We know we are killing — the president has done a fascinatic job of getting some 80 countries into a global coalition against extremists. And we know we're putting pressure on them around the globe. We know it's harder for them to do things; it's harder to raise money; it's harder to transfer money; it's harder to move between countries; it's harder to recruit; it's harder to move weapons, but they still do it.
And the question is, is the pressure that's being put on them greater than they are able to apply, in terms of raising money and recruiting? And because it is — you know, this is — it would be easier if you had big armies, big navies, and big air forces contesting each other. We don't.
These people are determined. They are not going to sign a surrender on the USS Missouri in the Pacific Ocean someday. They're not going to surrender. They're going to have to be put down over time in a long struggle, much more like the Cold War than World War II or World War I.
HANNITY: All right. So these are your final nine days. How do you feel? I don't know if you're a guy that would say I feel — do you feel sad? Do you feel...
RUMSFELD: No, no, not at all. Not at all.
HANNITY: ... like you have achieved a lot?
RUMSFELD: I do.
HANNITY: Are you proud of everything you've done?
RUMSFELD: I feel very...
HANNITY: Are you misunderstood by the media and maybe some of your political opponents?
RUMSFELD: Well, no. My guess is my political opponents are probably — have reason to disagree. We've done a lot. We've moved a great deal in that department, and people don't like that. The contractors don't like it; congressmen don't like it; pieces of the bureaucracy don't like it.
When you make those kinds of changes, somebody's not going to like it. Now, you can go ahead and be secretary of defense and have nobody be unhappy about it. All you have to do is not do anything. Who wants to live that kind of a life?
HANNITY: The media, you know, they want to say this civil war has broken out in Iraq. They've taken a position. We've got politicians out there publicly saying, "We can't win the war," et cetera. They've undermined the president, I would argue, in a lot of ways.
How has that impacted the whole ability to fight a war?
RUMSFELD: It makes it more difficult. That's one of the natures of a democracy. People can say what they want. They can be right. They can be wrong. They can be harmful. They can be helpful.
But we've survived that kind of partisan political debate. We saw it during the Revolutionary War. We saw it during the Civil War. We saw it during World War I and II. We certainly saw it during the Vietnam War, Korean War. My goodness, yes.
No, if you're secretary of defense during a war, no war is popular, except in retrospect. They aren't popular at the time. They're ugly things. They're terrible things. And people die, and people are wounded, and people are heartbroken. And there's inevitably going to be criticism, and that goes with the territory, and I accept that.
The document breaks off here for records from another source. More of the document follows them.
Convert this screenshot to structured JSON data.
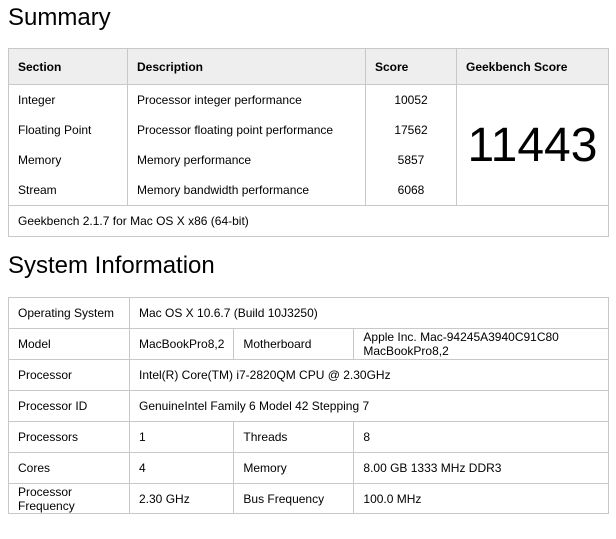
{
  "summary": {
    "title": "Summary",
    "headers": {
      "section": "Section",
      "description": "Description",
      "score": "Score",
      "geekbench": "Geekbench Score"
    },
    "rows": [
      {
        "section": "Integer",
        "description": "Processor integer performance",
        "score": "10052"
      },
      {
        "section": "Floating Point",
        "description": "Processor floating point performance",
        "score": "17562"
      },
      {
        "section": "Memory",
        "description": "Memory performance",
        "score": "5857"
      },
      {
        "section": "Stream",
        "description": "Memory bandwidth performance",
        "score": "6068"
      }
    ],
    "geekbench_score": "11443",
    "footer": "Geekbench 2.1.7 for Mac OS X x86 (64-bit)"
  },
  "sysinfo": {
    "title": "System Information",
    "os_label": "Operating System",
    "os_value": "Mac OS X 10.6.7 (Build 10J3250)",
    "model_label": "Model",
    "model_value": "MacBookPro8,2",
    "motherboard_label": "Motherboard",
    "motherboard_value_1": "Apple Inc. Mac-94245A3940C91C80",
    "motherboard_value_2": "MacBookPro8,2",
    "processor_label": "Processor",
    "processor_value": "Intel(R) Core(TM) i7-2820QM CPU @ 2.30GHz",
    "processor_id_label": "Processor ID",
    "processor_id_value": "GenuineIntel Family 6 Model 42 Stepping 7",
    "processors_label": "Processors",
    "processors_value": "1",
    "threads_label": "Threads",
    "threads_value": "8",
    "cores_label": "Cores",
    "cores_value": "4",
    "memory_label": "Memory",
    "memory_value": "8.00 GB  1333 MHz DDR3",
    "freq_label_1": "Processor",
    "freq_label_2": "Frequency",
    "freq_value": "2.30 GHz",
    "bus_label": "Bus Frequency",
    "bus_value": "100.0 MHz"
  }
}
HANNITY: You know what you said earlier today? You actually were addressing the troops, and you said, "Some of you guys weren't even born 30 years ago when I left my first stint as secretary of defense."
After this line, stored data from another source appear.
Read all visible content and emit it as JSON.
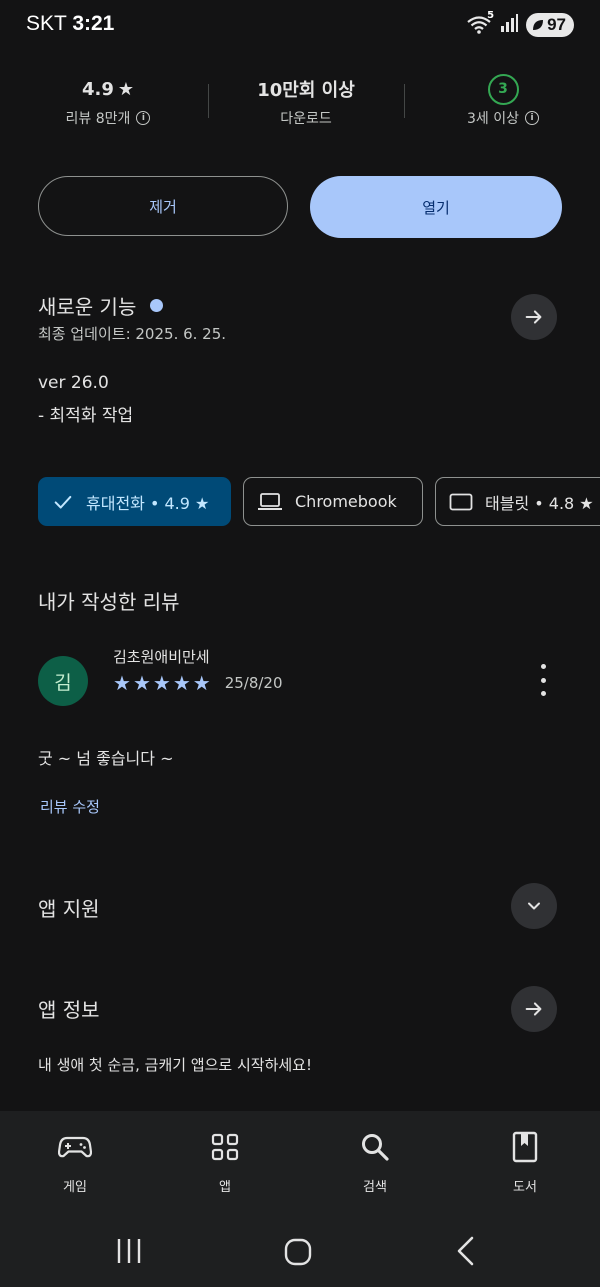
{
  "status": {
    "carrier": "SKT",
    "time": "3:21",
    "battery": "97",
    "wifi_badge": "5"
  },
  "stats": {
    "rating": {
      "value": "4.9",
      "label": "리뷰 8만개"
    },
    "downloads": {
      "value": "10만회 이상",
      "label": "다운로드"
    },
    "age": {
      "value": "3",
      "label": "3세 이상"
    }
  },
  "actions": {
    "uninstall": "제거",
    "open": "열기"
  },
  "whats_new": {
    "title": "새로운 기능",
    "updated": "최종 업데이트: 2025. 6. 25.",
    "version": "ver 26.0",
    "note": "- 최적화 작업"
  },
  "devices": [
    {
      "label": "휴대전화 • 4.9 ★",
      "selected": true
    },
    {
      "label": "Chromebook",
      "selected": false
    },
    {
      "label": "태블릿 • 4.8 ★",
      "selected": false
    }
  ],
  "my_review": {
    "title": "내가 작성한 리뷰",
    "avatar_letter": "김",
    "author": "김초원애비만세",
    "stars": 5,
    "date": "25/8/20",
    "text": "굿 ~ 넘 좋습니다 ~",
    "edit_label": "리뷰 수정"
  },
  "app_support": {
    "title": "앱 지원"
  },
  "app_info": {
    "title": "앱 정보",
    "description": "내 생애 첫 순금, 금캐기 앱으로 시작하세요!"
  },
  "bottom_nav": [
    {
      "label": "게임",
      "icon": "gamepad-icon"
    },
    {
      "label": "앱",
      "icon": "apps-grid-icon"
    },
    {
      "label": "검색",
      "icon": "search-icon"
    },
    {
      "label": "도서",
      "icon": "book-icon"
    }
  ],
  "colors": {
    "accent": "#a8c7fa",
    "background": "#131314",
    "chip_selected": "#004a77",
    "age_green": "#34a853"
  }
}
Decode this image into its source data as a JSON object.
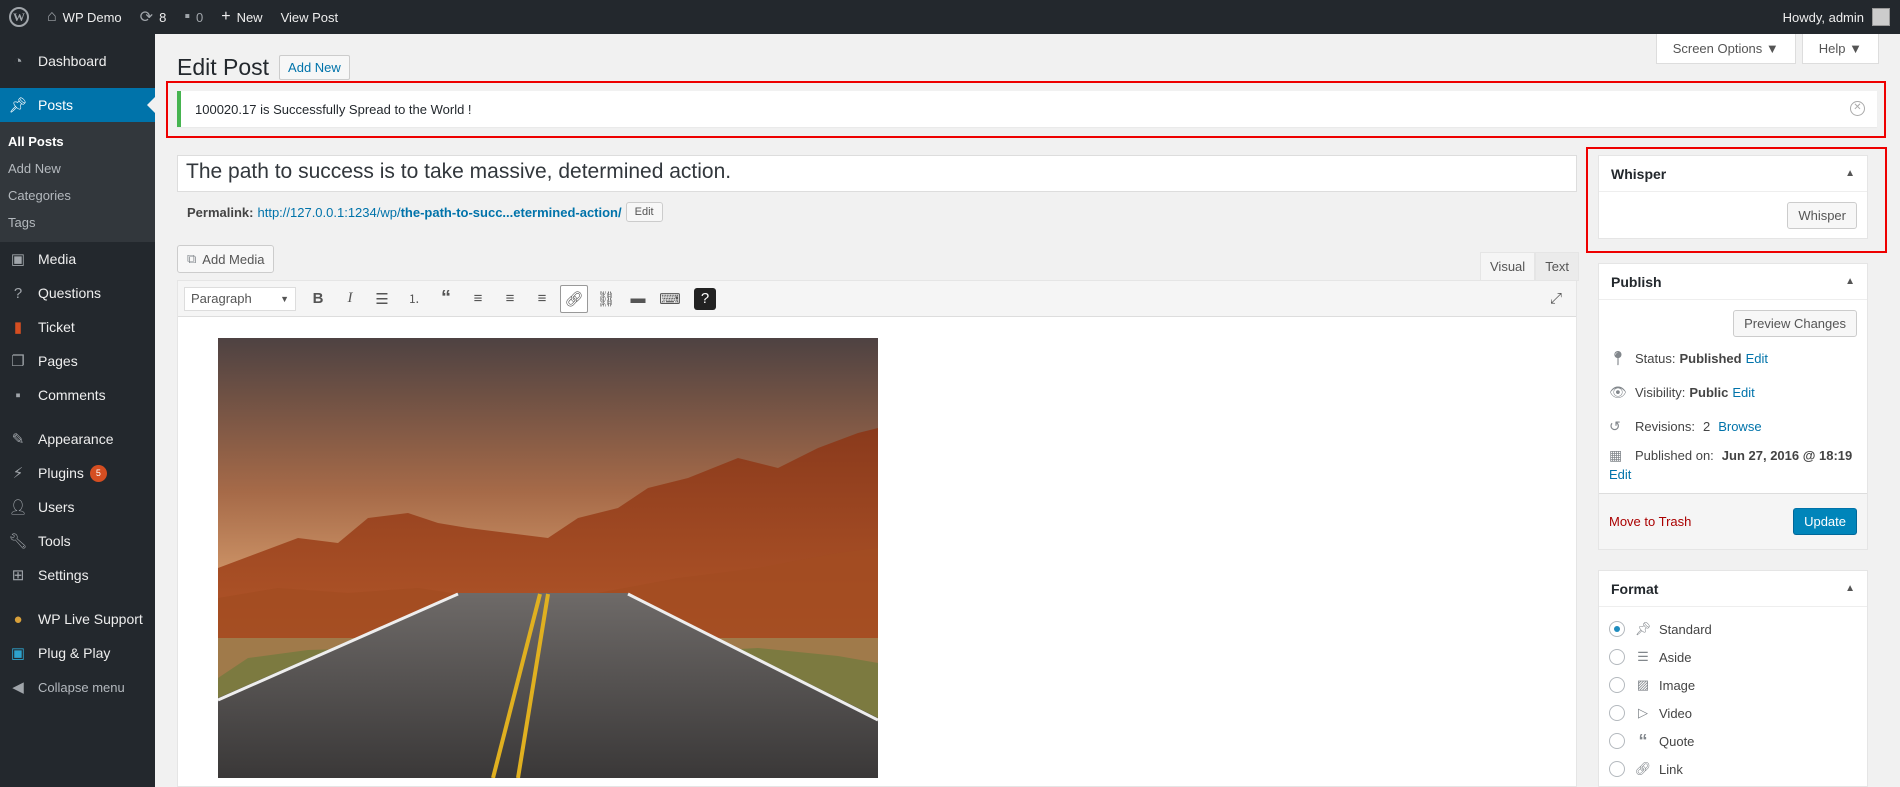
{
  "admin_bar": {
    "site_name": "WP Demo",
    "updates_count": "8",
    "comments_count": "0",
    "new_label": "New",
    "view_post_label": "View Post",
    "howdy": "Howdy, admin"
  },
  "sidebar": {
    "dashboard": "Dashboard",
    "posts": "Posts",
    "posts_sub": [
      "All Posts",
      "Add New",
      "Categories",
      "Tags"
    ],
    "media": "Media",
    "questions": "Questions",
    "ticket": "Ticket",
    "pages": "Pages",
    "comments": "Comments",
    "appearance": "Appearance",
    "plugins": "Plugins",
    "plugins_badge": "5",
    "users": "Users",
    "tools": "Tools",
    "settings": "Settings",
    "wp_live_support": "WP Live Support",
    "plug_play": "Plug & Play",
    "collapse": "Collapse menu"
  },
  "header": {
    "title": "Edit Post",
    "add_new": "Add New",
    "screen_options": "Screen Options ▼",
    "help": "Help ▼"
  },
  "notice": {
    "text": "100020.17 is Successfully Spread to the World !"
  },
  "post": {
    "title": "The path to success is to take massive, determined action.",
    "permalink_label": "Permalink:",
    "permalink_base": "http://127.0.0.1:1234/wp/",
    "permalink_slug": "the-path-to-succ...etermined-action/",
    "permalink_edit": "Edit"
  },
  "editor": {
    "add_media": "Add Media",
    "tab_visual": "Visual",
    "tab_text": "Text",
    "format_select": "Paragraph"
  },
  "whisper_box": {
    "title": "Whisper",
    "button": "Whisper"
  },
  "publish_box": {
    "title": "Publish",
    "preview": "Preview Changes",
    "status_label": "Status:",
    "status_value": "Published",
    "visibility_label": "Visibility:",
    "visibility_value": "Public",
    "revisions_label": "Revisions:",
    "revisions_value": "2",
    "browse": "Browse",
    "published_label": "Published on:",
    "published_value": "Jun 27, 2016 @ 18:19",
    "edit": "Edit",
    "trash": "Move to Trash",
    "update": "Update"
  },
  "format_box": {
    "title": "Format",
    "options": [
      "Standard",
      "Aside",
      "Image",
      "Video",
      "Quote",
      "Link"
    ],
    "selected": "Standard"
  },
  "colors": {
    "accent": "#0073aa",
    "admin_dark": "#23282d",
    "notice_green": "#46b450",
    "highlight_red": "#e00000"
  }
}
RUMSFELD: That's right. A lot of them weren't.
HANNITY: And you said, "What will history show in 30 years" is your measure.
HANNITY: So what will history show in 30 years from now?
RUMSFELD: I'll leave it to the historians, but I think that history has to look at this period as a period that is new, where there is no roadmap, where there is no guidebook that said, "Here's how you do this," and that an awful lot of right decisions were made.
The recognition that a terrorist can attack at any place in any location using any technique in any time of the day or night, there's no way to defend in every location at every minute of the day or night against every conceivable technique. It can't be done.
You have no choice but to go after the terrorists, the extremists, where they are. You cannot wait to be hit. And that concept was central to the president's position, and it's the right one.